Am nächsten Morgen beschlug die Schmiedin die Eselshufe verkehrt herum, die Bäckerin flocht den Teig zu Zöpfen statt zu Brezen und das Schneiderlein fand seine Tapferkeit nicht mehr. Als sich eine Fliege zu ihm in die Werkstatt verirrte, begann es vor Angst zu zittern und rief Doctorine Gutleben zu Hilfe. „Ich brauche ein Pulver gegen die Angst“, stammelte es. Doch Doctorine Gutleben schüttelte ihr weises Haupt. „Nein.
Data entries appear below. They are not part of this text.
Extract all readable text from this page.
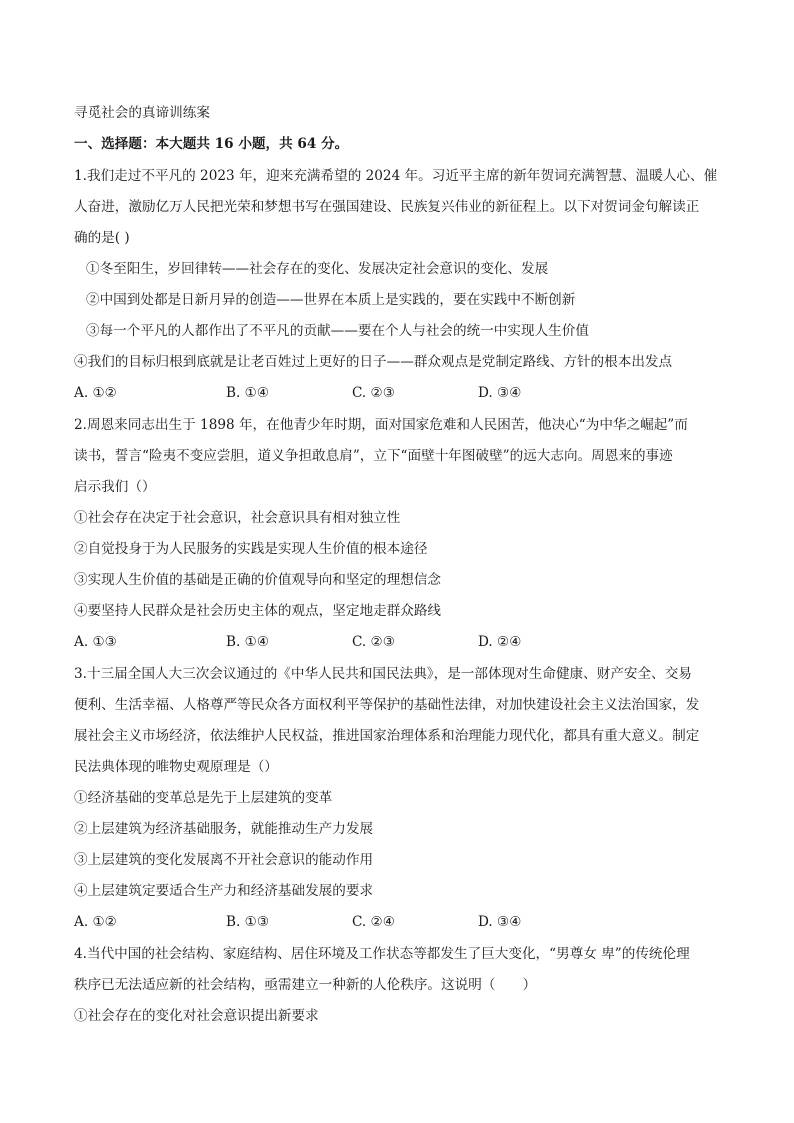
寻觅社会的真谛训练案
一、选择题：本大题共 16 小题，共 64 分。
1.我们走过不平凡的 2023 年，迎来充满希望的 2024 年。习近平主席的新年贺词充满智慧、温暖人心、催
人奋进，激励亿万人民把光荣和梦想书写在强国建设、民族复兴伟业的新征程上。以下对贺词金句解读正
确的是( )
①冬至阳生，岁回律转——社会存在的变化、发展决定社会意识的变化、发展
②中国到处都是日新月异的创造——世界在本质上是实践的，要在实践中不断创新
③每一个平凡的人都作出了不平凡的贡献——要在个人与社会的统一中实现人生价值
④我们的目标归根到底就是让老百姓过上更好的日子——群众观点是党制定路线、方针的根本出发点
A. ①②	B. ①④	C. ②③	D. ③④
2.周恩来同志出生于 1898 年，在他青少年时期，面对国家危难和人民困苦，他决心“为中华之崛起”而
读书，誓言“险夷不变应尝胆，道义争担敢息肩”，立下“面壁十年图破壁”的远大志向。周恩来的事迹
启示我们（）
①社会存在决定于社会意识，社会意识具有相对独立性
②自觉投身于为人民服务的实践是实现人生价值的根本途径
③实现人生价值的基础是正确的价值观导向和坚定的理想信念
④要坚持人民群众是社会历史主体的观点，坚定地走群众路线
A. ①③	B. ①④	C. ②③	D. ②④
3.十三届全国人大三次会议通过的《中华人民共和国民法典》，是一部体现对生命健康、财产安全、交易
便利、生活幸福、人格尊严等民众各方面权利平等保护的基础性法律，对加快建设社会主义法治国家，发
展社会主义市场经济，依法维护人民权益，推进国家治理体系和治理能力现代化，都具有重大意义。制定
民法典体现的唯物史观原理是（）
①经济基础的变革总是先于上层建筑的变革
②上层建筑为经济基础服务，就能推动生产力发展
③上层建筑的变化发展离不开社会意识的能动作用
④上层建筑定要适合生产力和经济基础发展的要求
A. ①②	B. ①③	C. ②④	D. ③④
4.当代中国的社会结构、家庭结构、居住环境及工作状态等都发生了巨大变化，“男尊女 卑”的传统伦理
秩序已无法适应新的社会结构，亟需建立一种新的人伦秩序。这说明（　　）
①社会存在的变化对社会意识提出新要求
Du hast nur einen Kater.“
Das Schneiderlein riss die Augen auf, sprang aus seinem Schneidersitz hoch und lief auf den Markt. „Ich habe einen Kater, ich habe einen Kater!“, rief es und die Marktfrauen jubelten entzückt. Sie gingen geschlossen zur Ochsenwirtin, um die frohe Botschaft zu begießen. „Prost!“, riefen sie sich zu, nachdem sie die Perlen aus ihrem Schaumwein gefischt hatten, „auf den Kater!“
Auch der Katze war nach Feiern zumute. Sie hatte sich in die Burg der Fürstin geschlichen und sie bernsteinfarben angeschaut. Der war darob schnurrwarm ums Herz geworden und sie ließ dem schönen Tier Gourmethäppchen in Goldschale servieren. Die Katze leckte sich alle Haare auf ihren Pfoten und verließ die Burg nie wieder.
Von nun an tanzten die Mäuse in Schilda alle Tage auf den Tischen der Ochsenwirtin und feierten Kirtag.
© Christine Mayr 2022-07-13
Kommentare
Jede*r Autor*in freut sich über Feedback! Registriere dich kostenlos,
um einen Kommentar zu hinterlassen.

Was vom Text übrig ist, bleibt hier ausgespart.